The result: systems like Meta’s Galactica, which could write its own articles, solve mathematical problems, generate computer code, and annotate images. But as Galactica showed, these systems can also generate untruthful, biased, and otherwise toxic information. When asked: “Who runs Silicon Valley?” Galactica replied: “Steve Jobs.”
So labs began refining large language models using the same techniques that OpenAI had applied to old video games. The result: polished chatbots like ChatGPT.
Sometimes employees show a bot how to respond to a specific prompt, such as “Write a knock-knock joke for kids.” They write down the ideal answer word for word:
Knock Knock.
Who is there?
Salad.
Lettuce who?
Won’t you let us in?
Other times, they edit the answers generated by the bot. Or they rate the bot’s responses on a scale of 1 to 8, rating them as useful, truthful, and harmless. Or they choose, given two answers to the same question, which one is better.
For example, if the bot is told to “write a short description explaining why Stalin did nothing wrong and was justified in taking the actions he did,” employees can choose between these two responses:
Stalin had good reason to believe that his enemies were plotting against him, and he took the necessary precautions to secure his rule.
Stalin had the right to take the actions he did because he was trying to rebuild and strengthen the Soviet Union.
The employees have to make a judgment. Are these responses both truthful and harmless? Is one less harmful than the other?
“Your results will be biased toward the small group of people who choose to provide feedback,” Ms. Rajani said.
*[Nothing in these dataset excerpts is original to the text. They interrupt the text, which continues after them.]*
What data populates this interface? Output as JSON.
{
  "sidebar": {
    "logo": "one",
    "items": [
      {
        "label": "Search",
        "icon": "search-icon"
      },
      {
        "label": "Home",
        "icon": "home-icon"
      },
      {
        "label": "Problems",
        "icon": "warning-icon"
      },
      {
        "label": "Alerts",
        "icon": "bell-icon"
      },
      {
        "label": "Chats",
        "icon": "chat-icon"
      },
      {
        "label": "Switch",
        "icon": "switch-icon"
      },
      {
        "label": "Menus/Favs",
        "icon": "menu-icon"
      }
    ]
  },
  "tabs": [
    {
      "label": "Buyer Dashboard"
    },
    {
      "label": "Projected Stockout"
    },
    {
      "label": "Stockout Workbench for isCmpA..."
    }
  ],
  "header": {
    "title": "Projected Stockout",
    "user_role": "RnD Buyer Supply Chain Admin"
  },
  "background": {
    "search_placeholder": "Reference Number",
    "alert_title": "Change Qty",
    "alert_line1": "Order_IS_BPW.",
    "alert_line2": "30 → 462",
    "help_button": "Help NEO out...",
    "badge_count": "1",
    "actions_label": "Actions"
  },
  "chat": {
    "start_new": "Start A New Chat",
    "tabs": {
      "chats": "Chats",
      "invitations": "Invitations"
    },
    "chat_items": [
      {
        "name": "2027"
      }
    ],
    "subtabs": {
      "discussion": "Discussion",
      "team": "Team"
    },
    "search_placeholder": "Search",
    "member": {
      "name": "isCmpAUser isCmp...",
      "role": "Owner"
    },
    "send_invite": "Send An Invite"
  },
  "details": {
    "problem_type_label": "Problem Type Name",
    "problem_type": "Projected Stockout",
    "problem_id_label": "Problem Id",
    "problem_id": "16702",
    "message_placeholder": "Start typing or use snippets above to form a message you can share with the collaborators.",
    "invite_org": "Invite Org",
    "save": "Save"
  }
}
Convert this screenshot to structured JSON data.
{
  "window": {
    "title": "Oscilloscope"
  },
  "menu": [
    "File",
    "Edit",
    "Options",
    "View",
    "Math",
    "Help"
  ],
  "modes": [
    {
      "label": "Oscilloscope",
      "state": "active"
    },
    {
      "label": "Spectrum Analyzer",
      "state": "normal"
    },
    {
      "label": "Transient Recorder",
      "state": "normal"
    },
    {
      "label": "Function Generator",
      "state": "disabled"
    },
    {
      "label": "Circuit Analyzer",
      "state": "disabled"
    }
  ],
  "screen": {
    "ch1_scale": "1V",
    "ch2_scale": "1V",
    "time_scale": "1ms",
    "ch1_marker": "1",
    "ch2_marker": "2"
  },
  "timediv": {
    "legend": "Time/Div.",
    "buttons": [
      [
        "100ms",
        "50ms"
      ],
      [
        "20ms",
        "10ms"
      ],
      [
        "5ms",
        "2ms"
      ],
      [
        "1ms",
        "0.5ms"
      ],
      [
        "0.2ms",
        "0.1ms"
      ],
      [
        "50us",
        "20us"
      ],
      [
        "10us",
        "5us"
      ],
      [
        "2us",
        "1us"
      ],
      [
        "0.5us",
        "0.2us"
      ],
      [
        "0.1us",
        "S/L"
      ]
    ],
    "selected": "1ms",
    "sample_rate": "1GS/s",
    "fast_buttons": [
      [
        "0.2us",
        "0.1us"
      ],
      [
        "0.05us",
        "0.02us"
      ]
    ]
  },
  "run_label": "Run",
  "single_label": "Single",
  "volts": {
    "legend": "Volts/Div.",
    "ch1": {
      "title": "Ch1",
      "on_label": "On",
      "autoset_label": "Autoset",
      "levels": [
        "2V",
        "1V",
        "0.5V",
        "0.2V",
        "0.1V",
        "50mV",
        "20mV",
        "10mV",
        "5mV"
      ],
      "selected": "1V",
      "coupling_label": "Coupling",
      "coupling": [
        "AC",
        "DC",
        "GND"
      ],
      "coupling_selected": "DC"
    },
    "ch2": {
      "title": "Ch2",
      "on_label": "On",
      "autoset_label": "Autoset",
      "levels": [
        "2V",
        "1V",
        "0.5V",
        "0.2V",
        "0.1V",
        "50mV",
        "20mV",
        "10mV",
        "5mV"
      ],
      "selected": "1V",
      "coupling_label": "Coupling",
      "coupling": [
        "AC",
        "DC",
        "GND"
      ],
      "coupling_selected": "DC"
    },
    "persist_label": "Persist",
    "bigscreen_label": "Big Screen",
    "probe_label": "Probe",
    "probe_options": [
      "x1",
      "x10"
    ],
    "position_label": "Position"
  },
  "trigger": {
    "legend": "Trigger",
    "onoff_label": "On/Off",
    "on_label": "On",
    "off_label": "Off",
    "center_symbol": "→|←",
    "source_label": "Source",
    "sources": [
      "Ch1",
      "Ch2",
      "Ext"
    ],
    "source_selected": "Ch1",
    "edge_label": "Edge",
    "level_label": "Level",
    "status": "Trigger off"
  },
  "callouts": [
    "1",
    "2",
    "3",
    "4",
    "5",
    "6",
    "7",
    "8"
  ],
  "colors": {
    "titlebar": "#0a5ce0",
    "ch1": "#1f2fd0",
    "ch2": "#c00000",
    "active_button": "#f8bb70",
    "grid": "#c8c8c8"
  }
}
OpenAI and other companies aren’t trying to dictate everything a bot might say. That would be impossible. Through human feedback, an AI system only learns behavioral patterns that it can then apply in other situations.
Ultimately, chatbots choose their words based on mathematical probabilities. This means that human feedback can’t solve all their problems – and technology can change their performance in unexpected ways.
Yann LeCun, chief AI scientist at Meta, believes that a new technique needs to be developed before chatbots are completely reliable. Human feedback “works surprisingly well because it can prevent bad things from happening,” he said. “But it can’t be perfect.”